Bu arada Rusya Devlet Başkanı Vladimir Putin, Temmuz ayı başlarında Beyaz Rusya’ya taktik nükleer silahlar yerleştirmeyi planlıyor ve Ukrayna’daki savaş başladığından ve ABD de dahil olmak üzere Batılı müttefikler ülkenin kendini savunmasına yardım etmek için bir araya geldiğinden beri düzenli olarak nükleer misilleme tehdidinde bulundu.
SIPRI Direktörü Dan Smith yaptığı açıklamada, “İnsanlık tarihinin en tehlikeli dönemlerinden birine sürükleniyoruz” dedi. “Dünya hükümetlerinin jeopolitik gerilimleri yatıştırmak, silahlanma yarışını yavaşlatmak ve çevresel bozulmanın ve artan dünya açlığının kötüleşen sonuçlarıyla başa çıkmak için işbirliği yapmanın yollarını bulması zorunludur.”
SIPRI, dünyanın diğer nükleer devletleri arasında Hindistan ve Pakistan’ın da nükleer cephaneliklerini genişletiyor ve yeni tip nükleer dağıtım sistemleri geliştiriyor göründüğünü kaydetti.
Raporda, “Pakistan, Hindistan’ın nükleer caydırıcılığının ana odak noktası olmaya devam ederken, Hindistan, Çin’deki hedeflere ulaşabilenler de dahil olmak üzere daha uzun menzilli silahlara artan bir önem veriyor gibi görünüyor” denildi.
SIPRI, Kuzey Kore’nin de 2022’deki nükleer programına öncelik verdiğini gözlemledi.
Düşünce kuruluşu, en son 2017’de bir nükleer silah test eden Pyongyang’ın yaklaşık 30 savaş başlığı topladığını ve 50 ila 70 savaş başlığı için yeterli bölünebilir malzemeye sahip olduğunu tahmin ediyor, her ikisi de Ocak 2022’deki tahminlerden önemli ölçüde yüksek.
Bu Ocak ayında, lider Kim Jong Un, nükleer cephaneliğinde “üstel” bir artış çağrısında bulundu.
Başka bir yerde, SIPRI Yıllığı, hükümetin 2021’de savaş başlığı sınırını 225’ten 260’a çıkardığını açıklamasının ardından Birleşik Krallık’ın savaş başlığı stokunun büyümesinin beklendiğini söyledi.
SIPRI, Fransa’nın ayrıca üçüncü nesil nükleer enerjili balistik füze denizaltısı (SSBN) ve havadan fırlatılan yeni bir seyir füzesi geliştirme ve mevcut sistemleri yenileme ve yükseltme planlarını sürdürdüğünü söyledi.
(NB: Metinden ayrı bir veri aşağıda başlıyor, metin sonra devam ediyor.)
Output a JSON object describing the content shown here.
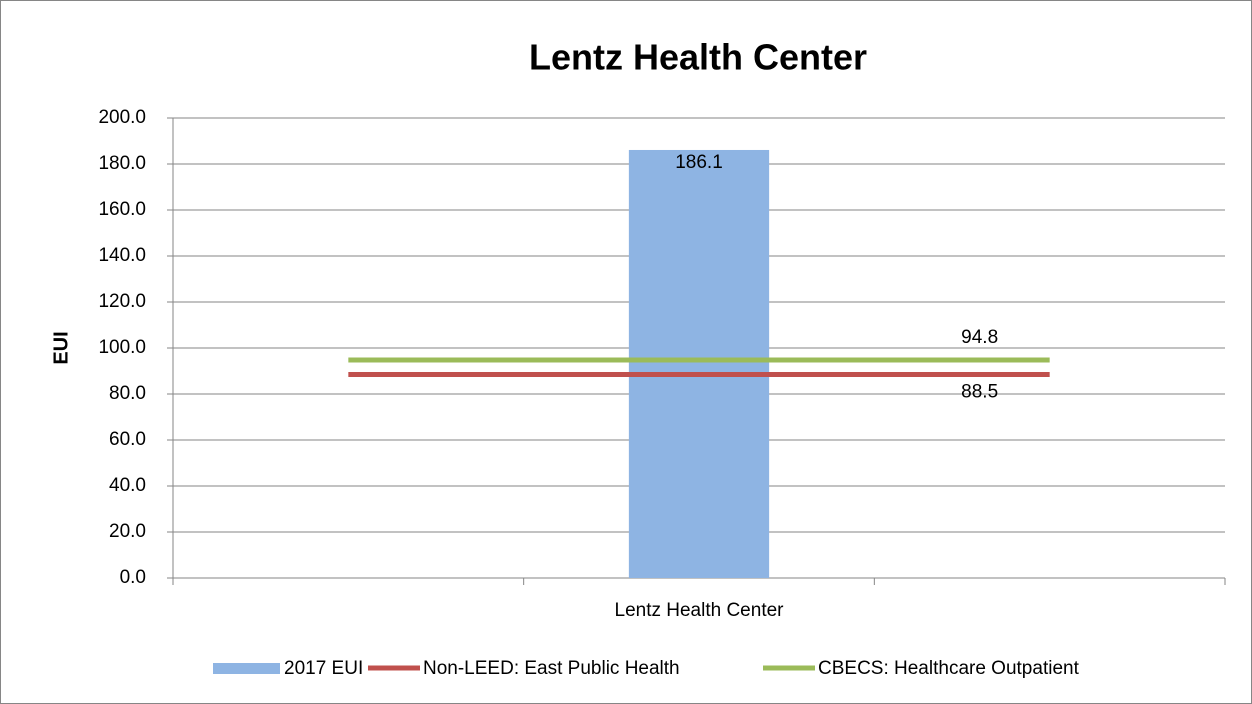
{
  "chart_data": {
    "type": "bar-line",
    "title": "Lentz Health Center",
    "y_label": "EUI",
    "categories": [
      null,
      "Lentz Health Center",
      null
    ],
    "series": [
      {
        "name": "2017 EUI",
        "type": "bar",
        "color": "#8eb4e3",
        "values": [
          null,
          186.1,
          null
        ]
      },
      {
        "name": "Non-LEED: East Public Health",
        "type": "line",
        "color": "#c0504d",
        "values": [
          88.5,
          88.5,
          88.5
        ]
      },
      {
        "name": "CBECS: Healthcare Outpatient",
        "type": "line",
        "color": "#9bbb59",
        "values": [
          94.8,
          94.8,
          94.8
        ]
      }
    ],
    "ylim": [
      0,
      200
    ],
    "yticks": [
      {
        "value": 0,
        "label": "0.0"
      },
      {
        "value": 20,
        "label": "20.0"
      },
      {
        "value": 40,
        "label": "40.0"
      },
      {
        "value": 60,
        "label": "60.0"
      },
      {
        "value": 80,
        "label": "80.0"
      },
      {
        "value": 100,
        "label": "100.0"
      },
      {
        "value": 120,
        "label": "120.0"
      },
      {
        "value": 140,
        "label": "140.0"
      },
      {
        "value": 160,
        "label": "160.0"
      },
      {
        "value": 180,
        "label": "180.0"
      },
      {
        "value": 200,
        "label": "200.0"
      }
    ],
    "grid": true,
    "legend": "bottom"
  }
}
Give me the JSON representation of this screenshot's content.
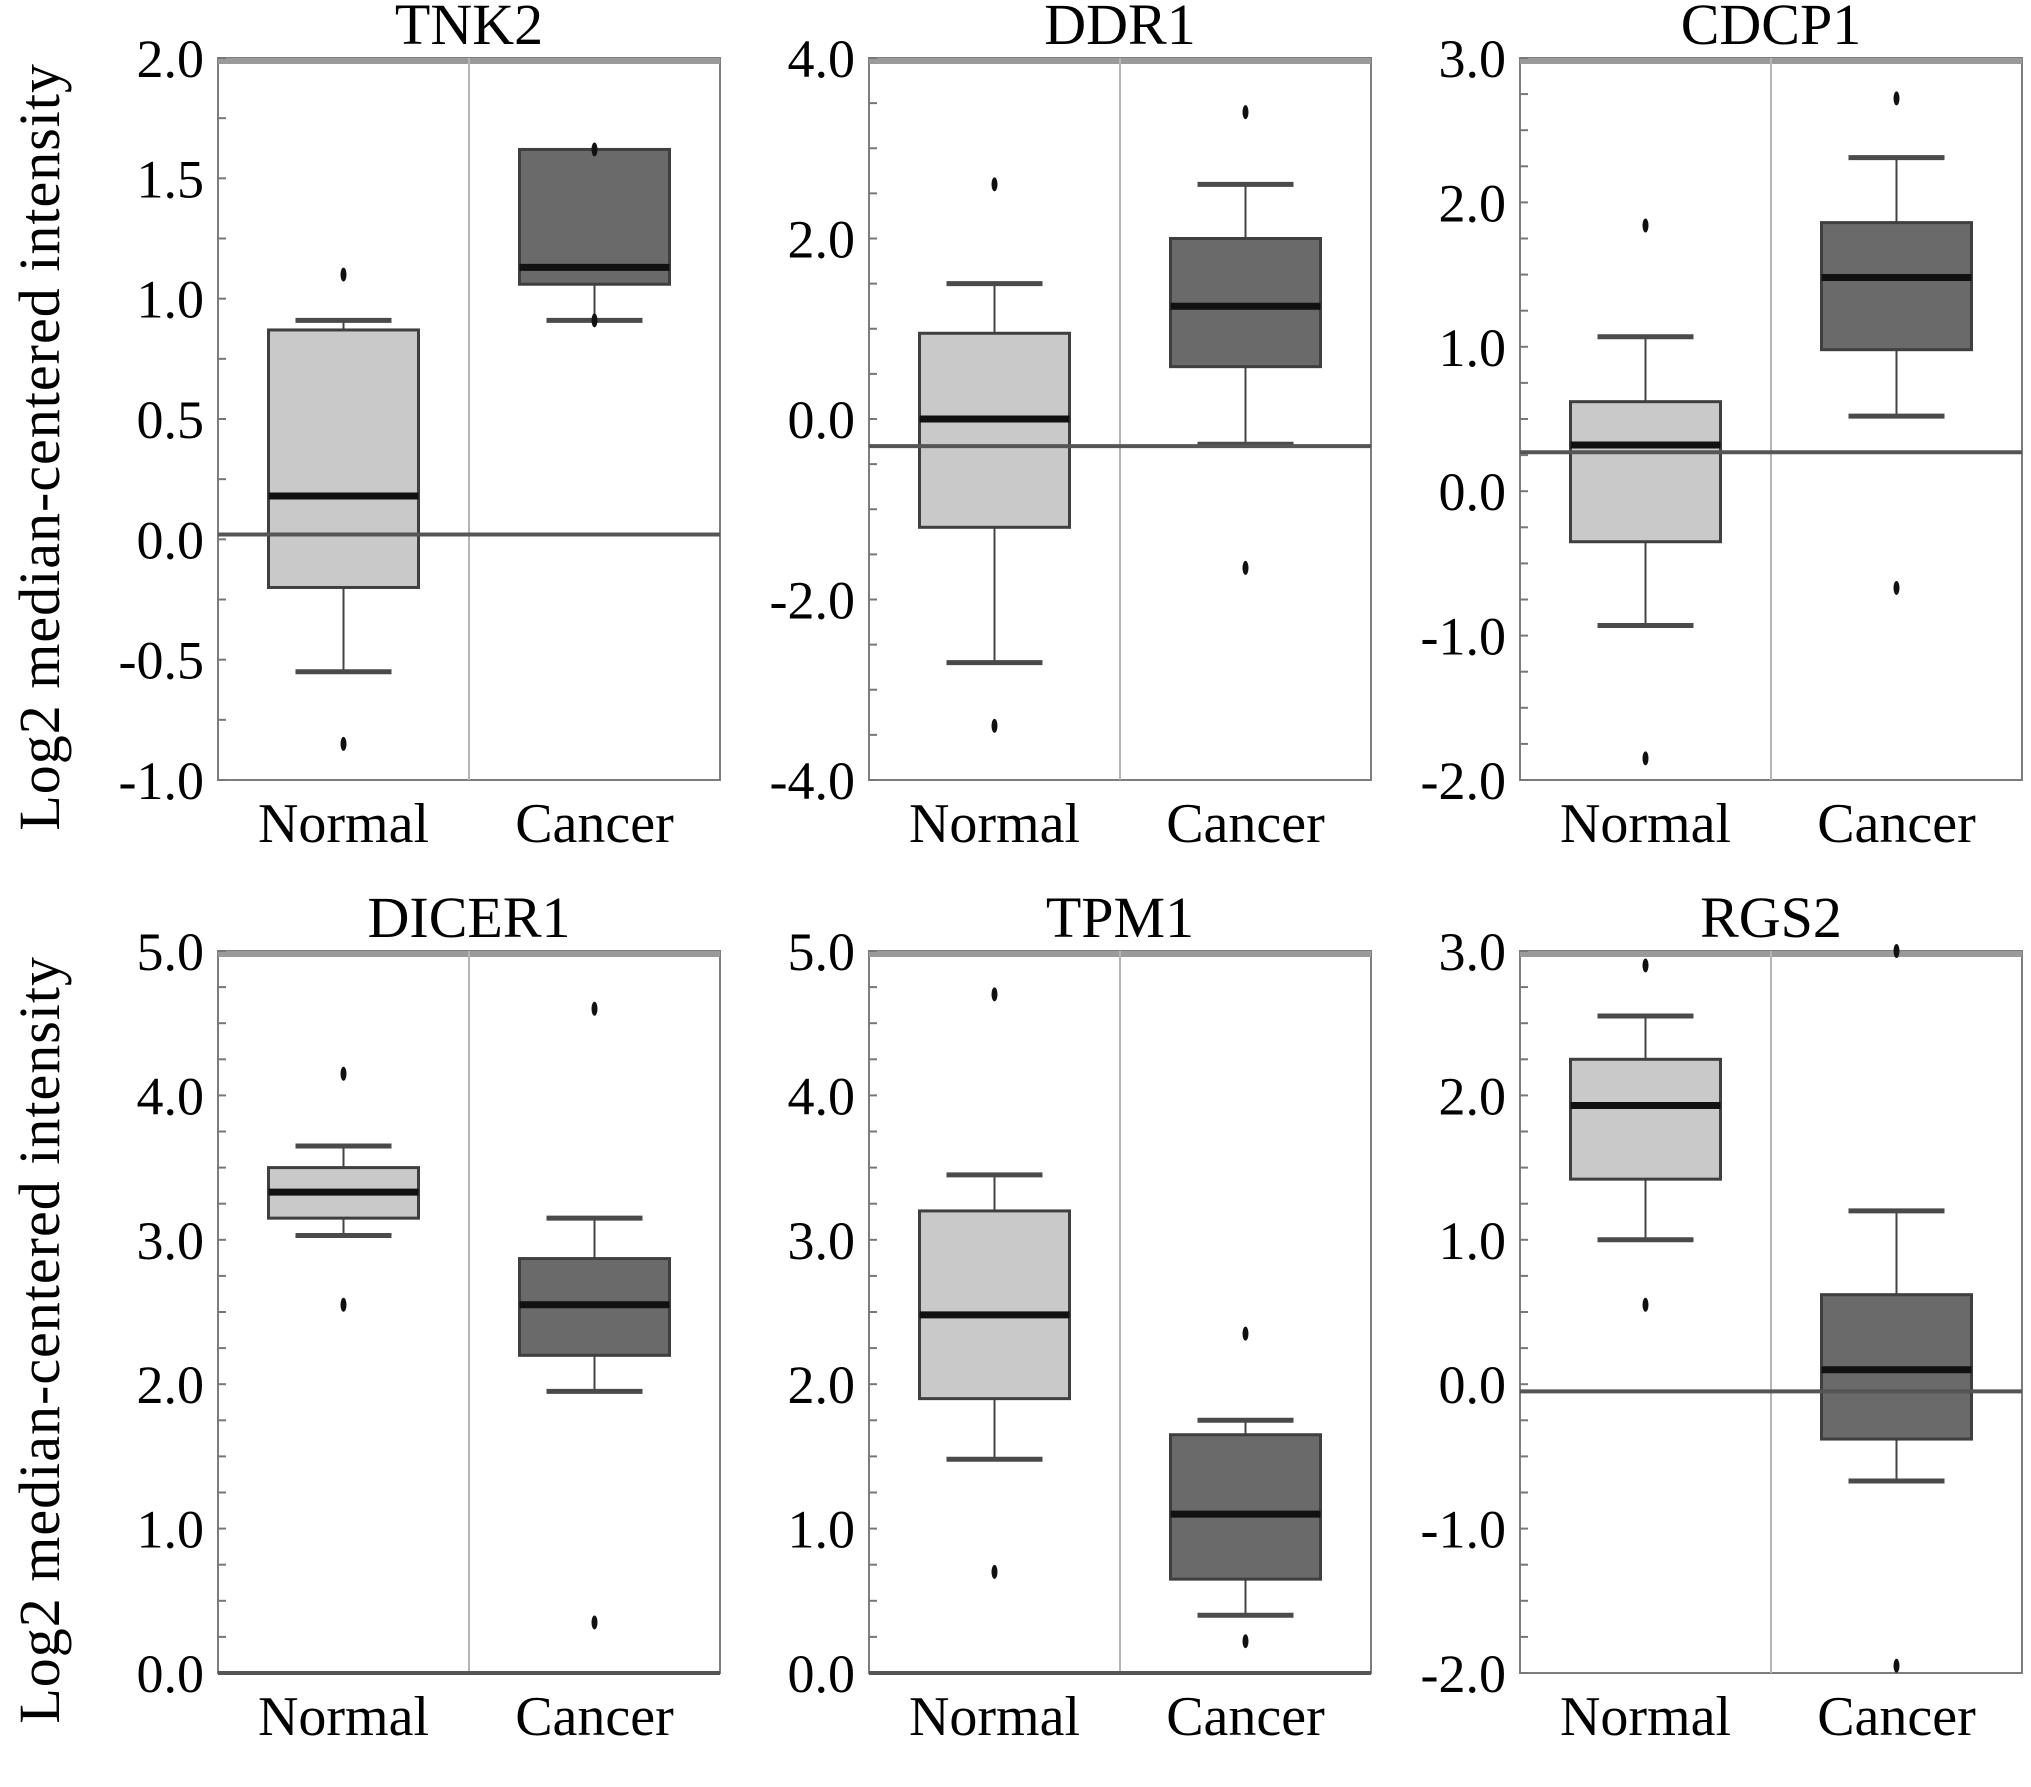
{
  "figure": {
    "ylabel": "Log2 median-centered intensity",
    "categories": [
      "Normal",
      "Cancer"
    ],
    "colors": {
      "background": "#ffffff",
      "normal_box": "#c9c9c9",
      "cancer_box": "#6a6a6a",
      "box_stroke": "#3f3f3f",
      "median": "#111111",
      "whisker": "#444444",
      "whisker_cap": "#4a4a4a",
      "reference_line": "#555555",
      "panel_border": "#7d7d7d",
      "panel_top_band": "#9a9a9a",
      "divider": "#b5b5b5",
      "outlier": "#111111"
    }
  },
  "chart_data": [
    {
      "type": "boxplot",
      "title": "TNK2",
      "ylim": [
        -1.0,
        2.0
      ],
      "yticks": [
        "2.0",
        "1.5",
        "1.0",
        "0.5",
        "0.0",
        "-0.5",
        "-1.0"
      ],
      "categories": [
        "Normal",
        "Cancer"
      ],
      "ref_line": 0.02,
      "series": [
        {
          "name": "Normal",
          "whisker_low": -0.55,
          "q1": -0.2,
          "median": 0.18,
          "q3": 0.87,
          "whisker_high": 0.91,
          "outliers": [
            1.1,
            -0.85
          ]
        },
        {
          "name": "Cancer",
          "whisker_low": 0.91,
          "q1": 1.06,
          "median": 1.13,
          "q3": 1.62,
          "whisker_high": 1.62,
          "outliers": [
            1.62,
            0.91
          ]
        }
      ]
    },
    {
      "type": "boxplot",
      "title": "DDR1",
      "ylim": [
        -4.0,
        4.0
      ],
      "yticks": [
        "4.0",
        "2.0",
        "0.0",
        "-2.0",
        "-4.0"
      ],
      "categories": [
        "Normal",
        "Cancer"
      ],
      "ref_line": -0.3,
      "series": [
        {
          "name": "Normal",
          "whisker_low": -2.7,
          "q1": -1.2,
          "median": 0.0,
          "q3": 0.95,
          "whisker_high": 1.5,
          "outliers": [
            2.6,
            -3.4
          ]
        },
        {
          "name": "Cancer",
          "whisker_low": -0.28,
          "q1": 0.58,
          "median": 1.25,
          "q3": 2.0,
          "whisker_high": 2.6,
          "outliers": [
            3.4,
            -1.65
          ]
        }
      ]
    },
    {
      "type": "boxplot",
      "title": "CDCP1",
      "ylim": [
        -2.0,
        3.0
      ],
      "yticks": [
        "3.0",
        "2.0",
        "1.0",
        "0.0",
        "-1.0",
        "-2.0"
      ],
      "categories": [
        "Normal",
        "Cancer"
      ],
      "ref_line": 0.27,
      "series": [
        {
          "name": "Normal",
          "whisker_low": -0.93,
          "q1": -0.35,
          "median": 0.32,
          "q3": 0.62,
          "whisker_high": 1.07,
          "outliers": [
            1.84,
            -1.85
          ]
        },
        {
          "name": "Cancer",
          "whisker_low": 0.52,
          "q1": 0.98,
          "median": 1.48,
          "q3": 1.86,
          "whisker_high": 2.31,
          "outliers": [
            2.72,
            -0.67
          ]
        }
      ]
    },
    {
      "type": "boxplot",
      "title": "DICER1",
      "ylim": [
        0.0,
        5.0
      ],
      "yticks": [
        "5.0",
        "4.0",
        "3.0",
        "2.0",
        "1.0",
        "0.0"
      ],
      "categories": [
        "Normal",
        "Cancer"
      ],
      "ref_line": 0.0,
      "series": [
        {
          "name": "Normal",
          "whisker_low": 3.03,
          "q1": 3.15,
          "median": 3.33,
          "q3": 3.5,
          "whisker_high": 3.65,
          "outliers": [
            4.15,
            2.55
          ]
        },
        {
          "name": "Cancer",
          "whisker_low": 1.95,
          "q1": 2.2,
          "median": 2.55,
          "q3": 2.87,
          "whisker_high": 3.15,
          "outliers": [
            4.6,
            0.35
          ]
        }
      ]
    },
    {
      "type": "boxplot",
      "title": "TPM1",
      "ylim": [
        0.0,
        5.0
      ],
      "yticks": [
        "5.0",
        "4.0",
        "3.0",
        "2.0",
        "1.0",
        "0.0"
      ],
      "categories": [
        "Normal",
        "Cancer"
      ],
      "ref_line": 0.0,
      "series": [
        {
          "name": "Normal",
          "whisker_low": 1.48,
          "q1": 1.9,
          "median": 2.48,
          "q3": 3.2,
          "whisker_high": 3.45,
          "outliers": [
            4.7,
            0.7
          ]
        },
        {
          "name": "Cancer",
          "whisker_low": 0.4,
          "q1": 0.65,
          "median": 1.1,
          "q3": 1.65,
          "whisker_high": 1.75,
          "outliers": [
            2.35,
            0.22
          ]
        }
      ]
    },
    {
      "type": "boxplot",
      "title": "RGS2",
      "ylim": [
        -2.0,
        3.0
      ],
      "yticks": [
        "3.0",
        "2.0",
        "1.0",
        "0.0",
        "-1.0",
        "-2.0"
      ],
      "categories": [
        "Normal",
        "Cancer"
      ],
      "ref_line": -0.05,
      "series": [
        {
          "name": "Normal",
          "whisker_low": 1.0,
          "q1": 1.42,
          "median": 1.93,
          "q3": 2.25,
          "whisker_high": 2.55,
          "outliers": [
            2.9,
            0.55
          ]
        },
        {
          "name": "Cancer",
          "whisker_low": -0.67,
          "q1": -0.38,
          "median": 0.1,
          "q3": 0.62,
          "whisker_high": 1.2,
          "outliers": [
            3.0,
            -1.95
          ]
        }
      ]
    }
  ]
}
Nükleer silahlara sahip olduğunu açıkça kabul etmeyen İsrail’in de nükleer cephaneliğini modernize ettiğine inanılıyor.
SIPRI’nin kitle imha silahları programı ve üst düzey araştırma araştırmacısı Matt Korda, “Nükleer silahlı devletlerin çoğu, nükleer silahların önemi konusundaki söylemlerini sertleştiriyor ve hatta bazıları bunları potansiyel olarak kullanma konusunda açık veya üstü kapalı tehditler savuruyor” dedi. FAS Nükleer Bilgi Projesi ile ilişkilendirmek. “Bu yükselen nükleer rekabet, II. Dünya Savaşı’ndan bu yana ilk kez nükleer silahların öfkeyle kullanılma riskini önemli ölçüde artırdı.”
Yıllığı, SIPRI’nin dünyadaki silahlanma, silahsızlanma ve güvenlik durumuna ilişkin yıllık değerlendirmesidir.